Iterative Low-dose CT Reconstruction with Priors Trained by Artificial Neural Network
A novel iterative reconstruction method combined with deep learning was proposed for low-dose CT imaging. Prior knowledge of the image was learned via k-sparse autoencoder (KSAE) from the normal-dose images. The KSAE was a multi-layer perceptron (MLP) which was trained by mapping normal-dose patches to themselves, whereas sparsity constraints on the hidden features were applied. The trained KSAE was then used as prior during iterative reconstruction, where the distance from the reconstructed image and the KSAE output was minimized along with the data fidelity term. Experiments demonstrated that the proposed method achieved better SSIM and CNR on quarter-dose CT images than dictionary learning and total variation. Once trained, the KSAE can be applied to reconstruction of different level of doses data.

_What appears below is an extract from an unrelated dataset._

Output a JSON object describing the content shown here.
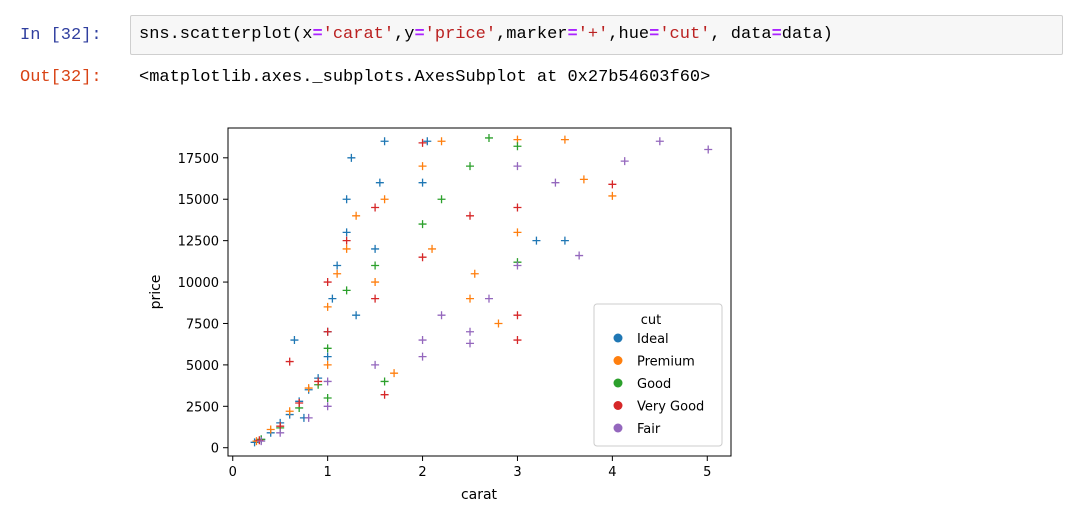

Repository: https://github.com/wudufan/KSAERecon
Related publications:
https://ieeexplore.ieee.org/abstract/document/8038851
Low-dose CT Reconstruction with Noise2Noise Network and Testing-Time Fine-Tuning
A novel network-based prior was proposed for low-dose CT reconstruction. The projection data were split into the odd and even sets, where a network was used to map from the odd reconstruction to the even reconstruction and vice-versa. Due to the independent noises in the two projection sets, the network was able to remove noise but keep the structures. The network was built into an iterative reconstruction framework, where the reconstructed image was bounded by both the data fidelity and the network output. During the reconstruction, the network was optimized along with the reconstructed images. The network was trained by Noise2Noise, which did not require any normal-dose dataset to train. It achieved higher SSIM and better texture preservation compared to non-supervised methods such as non-local mean-constraint iterative reconstruction. Furthermore, the proposed iterative reconstruction also works with randomly initialized network, which enables fast denoising network prototyping for single set of data.
Repository: https://github.com/wudufan/Noise2NoiseReconstruction
Related publications:
https://aapm.onlinelibrary.wiley.com/doi/abs/10.1002/mp.15101
Low-dose CT reconstruction using spatially encoded nonlocal penalty
Purpose: Computed tomography (CT) is one of the most used imaging modalities for imaging both symptomatic and asymptomatic patients. However, because of the high demand for lower radiation dose during CT scans, the reconstructed image can suffer from noise and artifacts due to the trade-off between the image quality and the radiation dose. The purpose of this paper is to improve the image quality of quarter dose images and to select the best hyperparameters using the regular dose image as ground truth.
Methods: We first generated the axially stacked two-dimensional sinograms from the multislice raw projections with flying focal spots using a single slice rebinning method, which is an axially approximate method to provide simple implementation and efficient memory usage. To improve the image quality, a cost function containing the Poisson log-likelihood and spatially encoded nonlocal penalty is proposed. Specifically, an ordered subsets separable quadratic surrogates (OS-SQS) method for the log-likelihood is exploited and the patch-based similarity constraint with a spatially variant factor is developed to reduce the noise significantly while preserving features. Furthermore, we applied the Nesterov’s momentum method for acceleration and the diminishing number of subsets strategy for noise consistency. Fast nonlocal weight calculation is also utilized to reduce the computational cost.
Results: Datasets given by the Low Dose CT Grand Challenge were used for the validation, exploiting the training datasets with the regular and quarter dose data. The most important step in this paper was to fine-tune the hyperparameters to provide the best image for diagnosis. Using the regular dose filtered back-projection (FBP) image as ground truth, we could carefully select the hyperparameters by conducting a bias and standard deviation study, and we obtained the best images in a fixed number of iterations. We demonstrated that the proposed method with well selected hyperparameters improved the image quality using quarter dose data. The quarter dose proposed method was compared with the regular dose FBP, quarter dose FBP, and quarter dose l1-based 3-D TV method. We confirmed that the quarter dose proposed image was comparable to the regular dose FBP image and was better than images using other quarter dose methods. The reconstructed test images of the accreditation (ACR) CT phantom and 20 patients data were evaluated by radiologists at the Mayo-clinic, and this method was awarded first place in the Low Dose CT Grand Challenge.
Conclusion: We proposed the iterative CT reconstruction method using a spatially encoded nonlocal penalty and ordered subsets separable quadratic surrogates with the Nesterov’s momentum and diminishing number of subsets. The results demonstrated that the proposed method with fine-tuned hyperparameters can significantly improve the image quality and provide accurate diagnostic features at quarter dose.